Хождение по мукам, Трилогия, книга 3-я, Хмурое утро
— сказал он, — со вчерашнего дня немецкая дисциплина стала более разумной.
Рощин криво усмехнулся. Ландштурмист поспешил уточнить свою мысль, подняв по-профессорски палец с твердым ногтем:
- Дисциплина должна быть разумной, тогда она есть форма общественного порядка и необходимое условие развития. Такая разумная дисциплина рождается из глубоких социальных движений. Но если это не так, если она только одно из орудий принуждения, тогда мы ее не будем называть дисциплиной…
Он весело кивнул, оканчивая эту свою, несколько туманную, мысль.
- Эвакуируетесь в Германию? — спросил Рощин.
- Да. Наша воинская часть избрала комитет, и он вынес решение, к счастью, — хотя это было сопряжено с борьбой, — чисто принципиальное.
- Ну что ж, по-русски говорится: скатертью дорога.
- Я не плохо изучил русский язык, я знаю, — когда говорят: «скатертью дорога», это значит: «убирайся ко всем чертям»…
- А хотя бы и так… Вы, кажется, умный человек: чего же нам притворяться? Врагами были, врагами и расстались…
- Так, так, — подумав и покачав головой, сказал ландштурмист, — с моей стороны было бы напрасно и даже бестактно опровергать это.
И он опять улыбнулся тонкими губами, оканчивая и эту тему. Ему принесли еду и пиво. Он извинился, что на некоторое время выключится из беседы, и принялся за шашлык, не спеша, с каким-то даже благоговением пережевывая кусочки мяса, пшеничного хлеба и поджаренных помидоров.
- Вкусно, — сказал он, чувствуя, что Рощин не сводит с него злых, темных глаз. Он съел все до крошки, корочкой вычистил тарелку и корочку положил в рот. Полузакрыв веки, вытянул большой стакан холодного пива.
- Немцы к еде относятся очень серьезно. Немцы много голодали, и предстоит еще много голодать, прежде чем будет окончательно разрешена проблема еды.

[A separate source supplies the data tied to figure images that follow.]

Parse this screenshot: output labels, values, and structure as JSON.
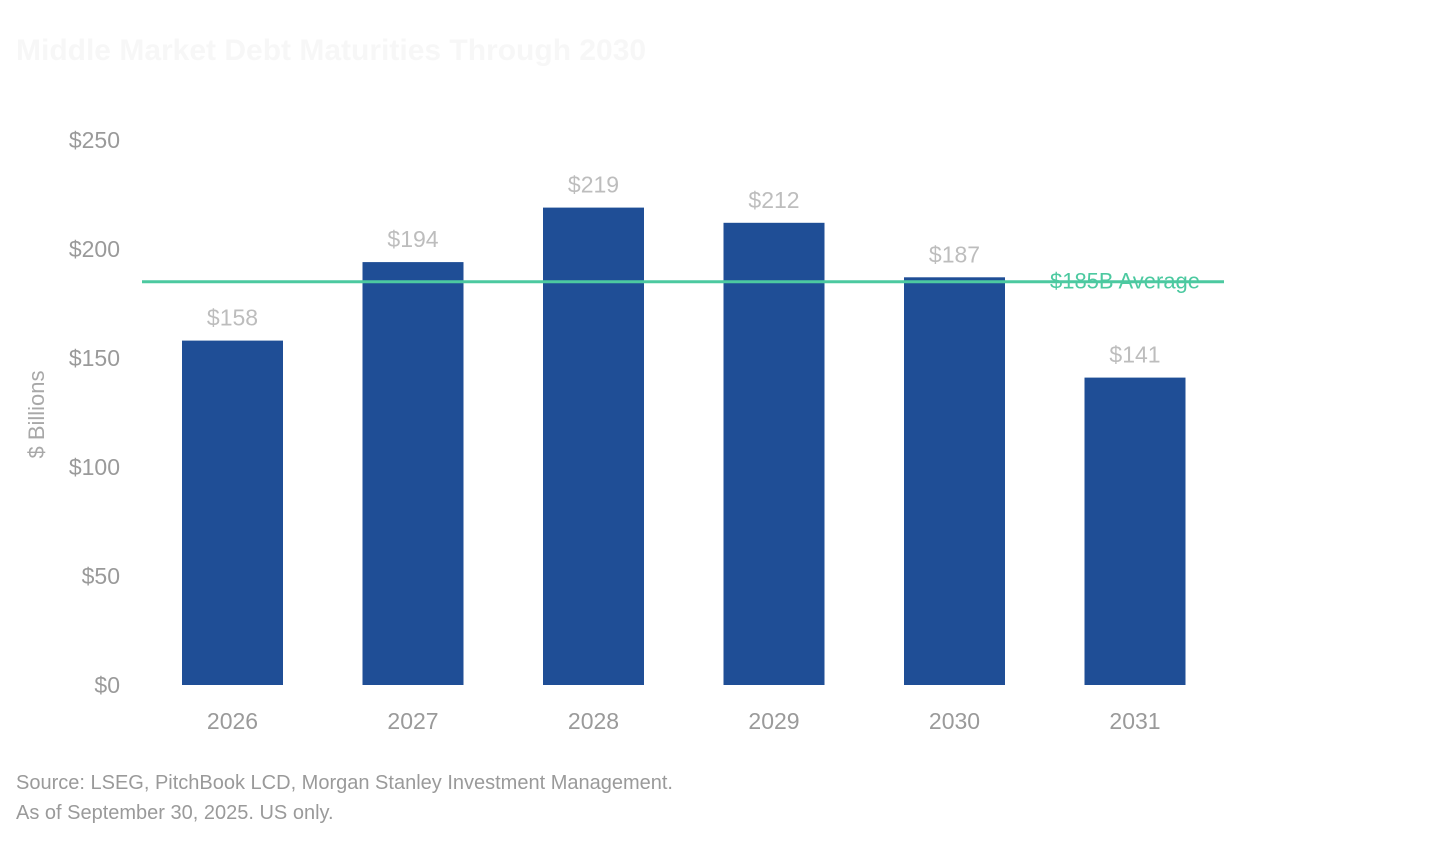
{
  "title": "Middle Market Debt Maturities Through 2030",
  "chart_data": {
    "type": "bar",
    "title": "Middle Market Debt Maturities Through 2030",
    "categories": [
      "2026",
      "2027",
      "2028",
      "2029",
      "2030",
      "2031"
    ],
    "values": [
      158,
      194,
      219,
      212,
      187,
      141
    ],
    "data_labels": [
      "$158",
      "$194",
      "$219",
      "$212",
      "$187",
      "$141"
    ],
    "ylabel": "$ Billions",
    "xlabel": "",
    "ylim": [
      0,
      250
    ],
    "yticks": [
      0,
      50,
      100,
      150,
      200,
      250
    ],
    "ytick_labels": [
      "$0",
      "$50",
      "$100",
      "$150",
      "$200",
      "$250"
    ],
    "grid": false,
    "reference_line": {
      "value": 185,
      "label": "$185B Average"
    },
    "colors": {
      "bar": "#1f4e96",
      "reference_line": "#4cc9a0"
    }
  },
  "footer": {
    "source": "Source: LSEG, PitchBook LCD, Morgan Stanley Investment Management.",
    "note": "As of September 30, 2025. US only."
  }
}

И опять его длинный палец полез вверх.
- На заре истории, когда человечество переходило от первобытного собирания даров природы к насильственному вторжению в природу, еда стала результатом трудного и опасного процесса добывания ее. Еда стала священным актом. Пожрать — значит завладеть чужой жизнью, чужой силой. Отсюда происходят представления о возможности заклятия природы, то есть магия… Магический ритуал еды ложится в основу всех мистических культов. Едят тело бога… У меня записана интересная беседа с одним русским ученым о происхождении блинов. Масленица — это праздник поедания солнца. Его заклинали хороводными плясками, затем кушали его изображение — блины. Как видите, славяне в своих мировоззрениях всегда устремлялись очень высоко…
Он засмеялся. Расстегнул металлическую пуговицу мундира и вынул пухлую, в потрепанной коже, записную книжку, — ту самую, которую два месяца тому назад доставал в вагоне, чтобы прочесть Кате Рощиной одно место из Аммиана Марцеллина. Положив ее на стол, осторожно перелистал страницы, мелко исписанные заметками, выписками, адресами…
- Вот, — сказал он, положив палец на страницу. Но Рощин глядел не на эти строки, а на то, что было написано сверху рукой Кати: «Екатерина Дмитриевна Рощина, Екатеринослав, до востребования».
- Откуда у вас эта запись? — хрипло спросил он. В лицо ему хлынула кровь, он поднес руку к воротнику гимнастерки. Ландштурмисту показалось, что другой рукой русский офицер сейчас вытащит револьвер, — нравы были военные… Но страшные глаза офицера выражали только страдание и мольбу… Ландштурмист как можно мягче сказал ему:
- Очевидно, вам хорошо известна эта дама, я могу кое-что рассказать про нее.
- Известна…
- О, это одна из печальных историй…
- Почему — печальных? Эта дама погибла?
- С уверенностью не могу этого сказать… Мне бы хотелось надеяться на лучший исход… За время войны я увидел, что человек чрезвычайно живучее существо, несмотря на то, что ранить его легко и он так чувствителен ко всякой боли… Это происходит…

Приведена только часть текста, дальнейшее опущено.